El doctor Beman no le rio la gracia
—Es imposible, Sulla. En cuanto elijas, esa chica pasará por mi consulta.
A Sulla se le congeló la sonrisa. Cada vez se sentía más asqueado. En su propio dormitorio disponía de una colección de libros recuperados del cataclismo donde había leído acerca de maravillosas historias de amor y valores humanos ¿Qué había sucedido con todo aquello? ¿Tantas cosas podía destruir una catástrofe? ¿la catástrofe o el propio ser humano? Vivían en una ciudad artificial, comenzaba a pensar que incluso más artificial que la prefabricada bajo tierra.

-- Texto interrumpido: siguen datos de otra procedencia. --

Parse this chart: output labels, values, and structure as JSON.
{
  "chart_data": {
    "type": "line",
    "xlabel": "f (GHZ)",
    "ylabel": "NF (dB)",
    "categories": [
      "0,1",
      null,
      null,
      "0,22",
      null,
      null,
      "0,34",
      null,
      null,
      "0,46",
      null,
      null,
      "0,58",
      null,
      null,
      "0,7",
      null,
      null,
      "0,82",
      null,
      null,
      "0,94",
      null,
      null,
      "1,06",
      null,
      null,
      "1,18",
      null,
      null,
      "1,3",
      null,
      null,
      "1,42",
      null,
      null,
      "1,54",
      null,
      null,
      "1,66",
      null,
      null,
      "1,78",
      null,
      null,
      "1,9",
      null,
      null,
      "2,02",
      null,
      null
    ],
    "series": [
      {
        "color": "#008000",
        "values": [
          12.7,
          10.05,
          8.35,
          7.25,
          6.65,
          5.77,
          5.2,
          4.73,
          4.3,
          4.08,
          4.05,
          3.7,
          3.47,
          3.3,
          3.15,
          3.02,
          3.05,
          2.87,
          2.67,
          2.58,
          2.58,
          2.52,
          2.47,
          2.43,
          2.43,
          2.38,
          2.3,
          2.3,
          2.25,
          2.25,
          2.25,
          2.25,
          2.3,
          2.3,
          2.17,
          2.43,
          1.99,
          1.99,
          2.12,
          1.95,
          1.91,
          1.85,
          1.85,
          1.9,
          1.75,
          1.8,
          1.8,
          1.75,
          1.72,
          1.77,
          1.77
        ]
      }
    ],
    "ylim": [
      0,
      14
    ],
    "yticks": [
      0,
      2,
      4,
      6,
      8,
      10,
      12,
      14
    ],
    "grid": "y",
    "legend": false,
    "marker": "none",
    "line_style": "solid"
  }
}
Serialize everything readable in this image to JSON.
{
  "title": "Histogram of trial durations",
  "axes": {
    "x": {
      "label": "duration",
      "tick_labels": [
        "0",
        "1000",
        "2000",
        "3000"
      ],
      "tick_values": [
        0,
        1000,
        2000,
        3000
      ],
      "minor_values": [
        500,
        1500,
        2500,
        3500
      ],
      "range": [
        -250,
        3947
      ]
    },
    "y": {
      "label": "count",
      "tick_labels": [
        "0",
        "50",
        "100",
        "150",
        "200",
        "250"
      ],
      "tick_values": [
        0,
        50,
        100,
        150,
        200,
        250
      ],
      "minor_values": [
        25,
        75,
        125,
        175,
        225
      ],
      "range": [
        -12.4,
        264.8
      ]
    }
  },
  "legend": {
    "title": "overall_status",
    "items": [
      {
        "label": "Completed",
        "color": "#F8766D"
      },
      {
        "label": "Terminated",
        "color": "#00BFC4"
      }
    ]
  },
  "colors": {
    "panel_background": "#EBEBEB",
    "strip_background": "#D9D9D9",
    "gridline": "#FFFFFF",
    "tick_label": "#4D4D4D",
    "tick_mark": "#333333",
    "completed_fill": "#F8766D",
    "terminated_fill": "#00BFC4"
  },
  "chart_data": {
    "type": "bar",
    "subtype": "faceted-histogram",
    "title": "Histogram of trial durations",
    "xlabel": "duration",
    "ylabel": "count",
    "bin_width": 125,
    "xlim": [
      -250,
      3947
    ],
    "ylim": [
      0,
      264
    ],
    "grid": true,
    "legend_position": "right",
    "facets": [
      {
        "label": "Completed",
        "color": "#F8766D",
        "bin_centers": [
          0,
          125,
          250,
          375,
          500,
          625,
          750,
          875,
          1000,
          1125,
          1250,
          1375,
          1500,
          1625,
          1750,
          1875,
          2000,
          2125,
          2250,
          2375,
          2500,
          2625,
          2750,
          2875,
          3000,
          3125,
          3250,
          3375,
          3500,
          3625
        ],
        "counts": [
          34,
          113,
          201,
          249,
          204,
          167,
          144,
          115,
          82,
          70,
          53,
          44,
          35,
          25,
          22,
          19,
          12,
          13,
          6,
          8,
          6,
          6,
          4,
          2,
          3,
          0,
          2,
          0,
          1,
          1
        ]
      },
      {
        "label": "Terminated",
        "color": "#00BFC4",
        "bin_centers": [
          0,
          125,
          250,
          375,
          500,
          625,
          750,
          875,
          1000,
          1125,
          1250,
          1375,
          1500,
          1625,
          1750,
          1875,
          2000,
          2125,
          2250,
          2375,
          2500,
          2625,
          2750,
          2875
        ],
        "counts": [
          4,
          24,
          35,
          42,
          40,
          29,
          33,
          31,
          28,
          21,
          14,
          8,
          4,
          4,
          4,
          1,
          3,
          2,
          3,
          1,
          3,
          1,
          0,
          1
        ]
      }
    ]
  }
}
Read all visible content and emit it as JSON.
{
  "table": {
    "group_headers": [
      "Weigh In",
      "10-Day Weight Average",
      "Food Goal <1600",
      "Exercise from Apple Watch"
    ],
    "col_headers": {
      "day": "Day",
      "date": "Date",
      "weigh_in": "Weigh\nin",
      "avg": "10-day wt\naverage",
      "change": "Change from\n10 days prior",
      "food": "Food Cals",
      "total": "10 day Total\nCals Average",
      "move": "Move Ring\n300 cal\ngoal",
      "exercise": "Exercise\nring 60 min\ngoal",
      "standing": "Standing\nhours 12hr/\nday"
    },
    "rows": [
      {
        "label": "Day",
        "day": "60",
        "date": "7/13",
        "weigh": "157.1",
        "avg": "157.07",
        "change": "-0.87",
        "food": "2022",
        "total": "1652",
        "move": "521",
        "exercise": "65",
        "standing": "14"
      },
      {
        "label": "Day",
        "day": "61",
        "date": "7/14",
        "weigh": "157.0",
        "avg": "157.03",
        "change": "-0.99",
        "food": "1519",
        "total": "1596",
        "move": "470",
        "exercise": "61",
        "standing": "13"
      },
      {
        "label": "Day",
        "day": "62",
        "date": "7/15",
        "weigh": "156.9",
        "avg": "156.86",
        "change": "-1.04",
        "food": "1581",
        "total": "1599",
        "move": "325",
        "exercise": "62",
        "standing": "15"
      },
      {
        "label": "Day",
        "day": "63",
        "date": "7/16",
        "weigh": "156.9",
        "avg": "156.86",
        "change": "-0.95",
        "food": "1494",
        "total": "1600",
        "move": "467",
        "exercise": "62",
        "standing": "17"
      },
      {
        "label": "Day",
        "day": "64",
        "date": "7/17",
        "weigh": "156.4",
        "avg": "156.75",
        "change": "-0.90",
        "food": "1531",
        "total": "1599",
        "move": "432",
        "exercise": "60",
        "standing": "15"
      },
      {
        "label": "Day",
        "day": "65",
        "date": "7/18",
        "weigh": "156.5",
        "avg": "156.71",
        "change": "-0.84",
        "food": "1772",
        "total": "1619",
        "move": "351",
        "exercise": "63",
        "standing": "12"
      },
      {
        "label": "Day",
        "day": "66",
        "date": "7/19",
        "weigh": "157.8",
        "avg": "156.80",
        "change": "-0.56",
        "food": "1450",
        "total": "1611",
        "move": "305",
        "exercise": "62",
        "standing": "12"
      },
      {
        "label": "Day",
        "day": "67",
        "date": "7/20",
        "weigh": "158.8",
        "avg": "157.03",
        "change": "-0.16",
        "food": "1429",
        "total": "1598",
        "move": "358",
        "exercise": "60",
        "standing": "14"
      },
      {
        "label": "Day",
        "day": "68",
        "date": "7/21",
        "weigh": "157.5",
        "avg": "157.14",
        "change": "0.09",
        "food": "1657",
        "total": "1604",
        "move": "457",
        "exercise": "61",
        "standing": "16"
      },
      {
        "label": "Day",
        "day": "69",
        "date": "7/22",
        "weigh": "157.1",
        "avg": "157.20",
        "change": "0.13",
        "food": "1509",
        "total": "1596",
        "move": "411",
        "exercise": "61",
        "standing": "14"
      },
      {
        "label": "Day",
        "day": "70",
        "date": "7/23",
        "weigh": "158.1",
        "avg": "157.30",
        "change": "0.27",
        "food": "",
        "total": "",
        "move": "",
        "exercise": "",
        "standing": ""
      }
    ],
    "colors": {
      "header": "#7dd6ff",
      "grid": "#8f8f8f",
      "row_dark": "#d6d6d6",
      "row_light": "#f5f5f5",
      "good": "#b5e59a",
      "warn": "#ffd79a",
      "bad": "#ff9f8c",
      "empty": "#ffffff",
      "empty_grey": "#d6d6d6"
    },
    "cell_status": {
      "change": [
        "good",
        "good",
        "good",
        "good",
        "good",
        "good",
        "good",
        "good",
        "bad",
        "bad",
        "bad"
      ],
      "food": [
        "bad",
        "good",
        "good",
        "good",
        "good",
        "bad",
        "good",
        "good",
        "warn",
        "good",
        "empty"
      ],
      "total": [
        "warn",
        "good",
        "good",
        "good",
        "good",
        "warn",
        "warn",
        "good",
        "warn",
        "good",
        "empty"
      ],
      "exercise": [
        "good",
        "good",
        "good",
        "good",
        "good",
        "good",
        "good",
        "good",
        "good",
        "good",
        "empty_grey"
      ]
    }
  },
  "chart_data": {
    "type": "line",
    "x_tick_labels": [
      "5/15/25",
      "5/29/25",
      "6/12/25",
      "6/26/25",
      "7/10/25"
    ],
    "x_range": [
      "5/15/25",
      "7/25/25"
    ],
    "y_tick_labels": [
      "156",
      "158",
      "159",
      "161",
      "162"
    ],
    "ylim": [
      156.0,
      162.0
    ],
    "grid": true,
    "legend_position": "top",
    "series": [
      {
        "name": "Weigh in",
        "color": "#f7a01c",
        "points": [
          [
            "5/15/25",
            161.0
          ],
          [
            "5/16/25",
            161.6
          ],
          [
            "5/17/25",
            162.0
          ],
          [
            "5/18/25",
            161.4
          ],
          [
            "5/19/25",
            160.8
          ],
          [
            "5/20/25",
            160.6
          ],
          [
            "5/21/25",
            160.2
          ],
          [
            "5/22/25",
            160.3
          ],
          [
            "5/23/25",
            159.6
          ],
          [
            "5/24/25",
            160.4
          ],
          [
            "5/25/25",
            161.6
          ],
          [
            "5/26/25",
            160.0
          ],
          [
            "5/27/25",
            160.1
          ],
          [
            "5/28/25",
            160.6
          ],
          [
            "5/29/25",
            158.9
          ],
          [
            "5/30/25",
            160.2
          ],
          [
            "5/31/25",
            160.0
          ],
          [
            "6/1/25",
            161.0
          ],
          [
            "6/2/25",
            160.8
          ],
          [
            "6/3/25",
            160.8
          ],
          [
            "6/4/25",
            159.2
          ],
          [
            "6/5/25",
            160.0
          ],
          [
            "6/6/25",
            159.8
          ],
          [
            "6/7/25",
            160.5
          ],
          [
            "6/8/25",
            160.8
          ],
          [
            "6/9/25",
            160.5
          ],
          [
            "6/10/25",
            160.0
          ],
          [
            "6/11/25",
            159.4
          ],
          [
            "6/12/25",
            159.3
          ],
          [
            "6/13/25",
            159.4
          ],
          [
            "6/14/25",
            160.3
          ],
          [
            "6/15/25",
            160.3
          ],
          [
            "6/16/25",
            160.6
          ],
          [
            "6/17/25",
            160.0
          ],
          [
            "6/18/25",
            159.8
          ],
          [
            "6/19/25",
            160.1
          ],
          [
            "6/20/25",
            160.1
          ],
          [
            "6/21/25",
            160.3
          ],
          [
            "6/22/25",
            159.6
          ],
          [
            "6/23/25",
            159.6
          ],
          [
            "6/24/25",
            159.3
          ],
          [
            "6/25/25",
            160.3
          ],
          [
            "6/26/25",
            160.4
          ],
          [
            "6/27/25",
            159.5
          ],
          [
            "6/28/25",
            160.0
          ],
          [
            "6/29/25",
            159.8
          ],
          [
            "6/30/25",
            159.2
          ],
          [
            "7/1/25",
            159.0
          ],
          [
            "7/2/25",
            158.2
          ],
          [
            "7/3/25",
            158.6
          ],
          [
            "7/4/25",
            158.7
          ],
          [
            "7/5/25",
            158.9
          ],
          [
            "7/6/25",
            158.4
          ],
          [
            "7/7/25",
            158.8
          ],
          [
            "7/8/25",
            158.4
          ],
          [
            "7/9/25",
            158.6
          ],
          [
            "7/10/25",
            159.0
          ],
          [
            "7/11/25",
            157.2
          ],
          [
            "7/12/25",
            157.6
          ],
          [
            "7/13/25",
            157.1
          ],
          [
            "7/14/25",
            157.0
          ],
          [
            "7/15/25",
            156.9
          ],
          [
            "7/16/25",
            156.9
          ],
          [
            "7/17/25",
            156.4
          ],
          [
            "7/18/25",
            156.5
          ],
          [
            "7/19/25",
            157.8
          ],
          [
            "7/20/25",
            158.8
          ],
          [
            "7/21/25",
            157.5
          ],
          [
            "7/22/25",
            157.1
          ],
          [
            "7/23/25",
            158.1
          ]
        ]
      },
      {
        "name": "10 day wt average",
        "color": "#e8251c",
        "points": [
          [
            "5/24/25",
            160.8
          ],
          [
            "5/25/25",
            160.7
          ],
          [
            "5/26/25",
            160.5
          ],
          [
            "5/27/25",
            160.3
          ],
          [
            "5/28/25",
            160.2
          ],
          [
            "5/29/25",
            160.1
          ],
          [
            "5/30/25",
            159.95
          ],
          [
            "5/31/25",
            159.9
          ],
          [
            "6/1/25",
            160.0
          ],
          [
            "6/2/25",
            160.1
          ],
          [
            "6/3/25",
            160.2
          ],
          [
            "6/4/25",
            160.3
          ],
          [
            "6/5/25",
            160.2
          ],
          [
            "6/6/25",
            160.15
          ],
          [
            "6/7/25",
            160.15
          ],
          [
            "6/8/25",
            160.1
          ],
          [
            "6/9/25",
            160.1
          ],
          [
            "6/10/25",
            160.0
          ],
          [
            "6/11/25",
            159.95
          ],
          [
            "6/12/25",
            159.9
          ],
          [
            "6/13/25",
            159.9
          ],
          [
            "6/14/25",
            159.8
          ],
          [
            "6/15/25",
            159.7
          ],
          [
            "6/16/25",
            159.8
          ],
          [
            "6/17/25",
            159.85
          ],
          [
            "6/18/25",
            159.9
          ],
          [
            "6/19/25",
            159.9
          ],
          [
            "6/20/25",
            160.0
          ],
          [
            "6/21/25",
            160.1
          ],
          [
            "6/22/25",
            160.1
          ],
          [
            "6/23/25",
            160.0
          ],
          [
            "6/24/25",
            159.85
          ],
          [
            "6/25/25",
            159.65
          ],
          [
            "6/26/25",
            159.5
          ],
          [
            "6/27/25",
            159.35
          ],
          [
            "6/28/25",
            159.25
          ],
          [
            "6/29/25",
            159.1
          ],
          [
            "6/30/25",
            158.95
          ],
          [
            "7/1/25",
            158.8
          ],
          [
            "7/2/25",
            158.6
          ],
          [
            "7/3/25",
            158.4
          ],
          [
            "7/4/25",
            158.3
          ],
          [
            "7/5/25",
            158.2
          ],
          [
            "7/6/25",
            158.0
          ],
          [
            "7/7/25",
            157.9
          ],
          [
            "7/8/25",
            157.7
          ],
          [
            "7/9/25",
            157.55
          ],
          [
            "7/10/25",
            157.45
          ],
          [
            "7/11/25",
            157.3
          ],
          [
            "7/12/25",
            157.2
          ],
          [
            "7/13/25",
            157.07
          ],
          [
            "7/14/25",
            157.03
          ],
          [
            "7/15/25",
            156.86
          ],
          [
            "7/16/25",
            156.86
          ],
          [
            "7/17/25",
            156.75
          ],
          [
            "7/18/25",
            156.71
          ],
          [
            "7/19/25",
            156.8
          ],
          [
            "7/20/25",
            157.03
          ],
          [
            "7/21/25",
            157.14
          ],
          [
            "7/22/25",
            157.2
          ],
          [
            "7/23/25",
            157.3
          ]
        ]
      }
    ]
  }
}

—Claro, cómo no lo había pensado. No se le escapa una —dijo dando la espalda a Beman y asomándose a la ventana. En los jardines dos subterráneos trabajaban podando los árboles—. Esto cada vez me da más asco. —Traspasó sus pensamientos a la voz en alto.
Sulla y el doctor se quedaron en silencio. El doctor Beman compartía la opinión de Sulla pero prefería guardársela. La vida le había enseñado que no podía confiar en nadie y que las opiniones en ciertas circunstancias era mejor no compartirlas.
Sulla pensaba en aquellos enterrados que ahora trabajaban en el jardín ¿habría sido voluntad de ellos ofrecerse para trabajar en el exterior? Todos eran enterrados en realidad, todos provenían del mismo lugar. No podía creer que el resto de muchachos y muchachas que como él habían sido entregados de niños no tuvieran sentimientos encontrados. Por una parte, sus padres verdaderos les habían entregado, pero por otra ellos sabían que ahora, en ese mismo momento, esos padres , los suyos reales, vivían sometidos a la tiranía de los que les obligaban a llamarles padres. Imaginaba que todos pensarían en ello, pero nadie lo expresaba en voz alta. Al menos no sus amigos, sus antiguos compañeros de estudios, aquellos que llevaban una vida llena de lujos, como la suya, sabiendo que sus padres reales podían estar pudriéndose a tres plantas bajo tierra si es que aún seguían vivos.
—Vendrás con nosotros ¿verdad? —preguntó Sulla al doctor sin dejar de mirar por la ventana.
Al doctor le enternecía, en cierto modo, el apego que Sulla mostraba hacia él. Sabía que era dependencia psicológica más que otra cosa, pero no podía evitar aquella sensación de cariño hacia el muchacho. Sabía lo duro que resultaba para él la relación que mantenía con su padre. Sulla se sentía débil y cobarde porque el presidente le hacía sentir así y sus ataques de ansiedad eran cada vez más frecuentes, lo que le hacía sumergirse en un bucle sin final, cuanto más débil se sentía más ataques le daban y cuantos más ataques le daban más débil le hacían sentir. El doctor Beman le había suministrado unas pastillas ansiolíticas para que tomara a diario, pero Sulla se negaba a medicarse.
El doctor no podía evitar pensar que si hubiera encontrado una mujer con la que compartir su vida, o si no hubiera perdido a la única que a aquellas alturas le parecía que realmente había llegado a amar, aunque no hubiera sido capaza de reconocerlo en su mometo, Sulla hubiese sido la clase de hijo que le habría gustado tener.
—Sí —contestó Beman—, tu padre me quiere allí.
—Bien —asintió Sulla.
Ahora que el tranquilizante le había hecho completamente efecto y sabía que el doctor le acompañaría comenzaba a ver las cosas un poquito menos negras.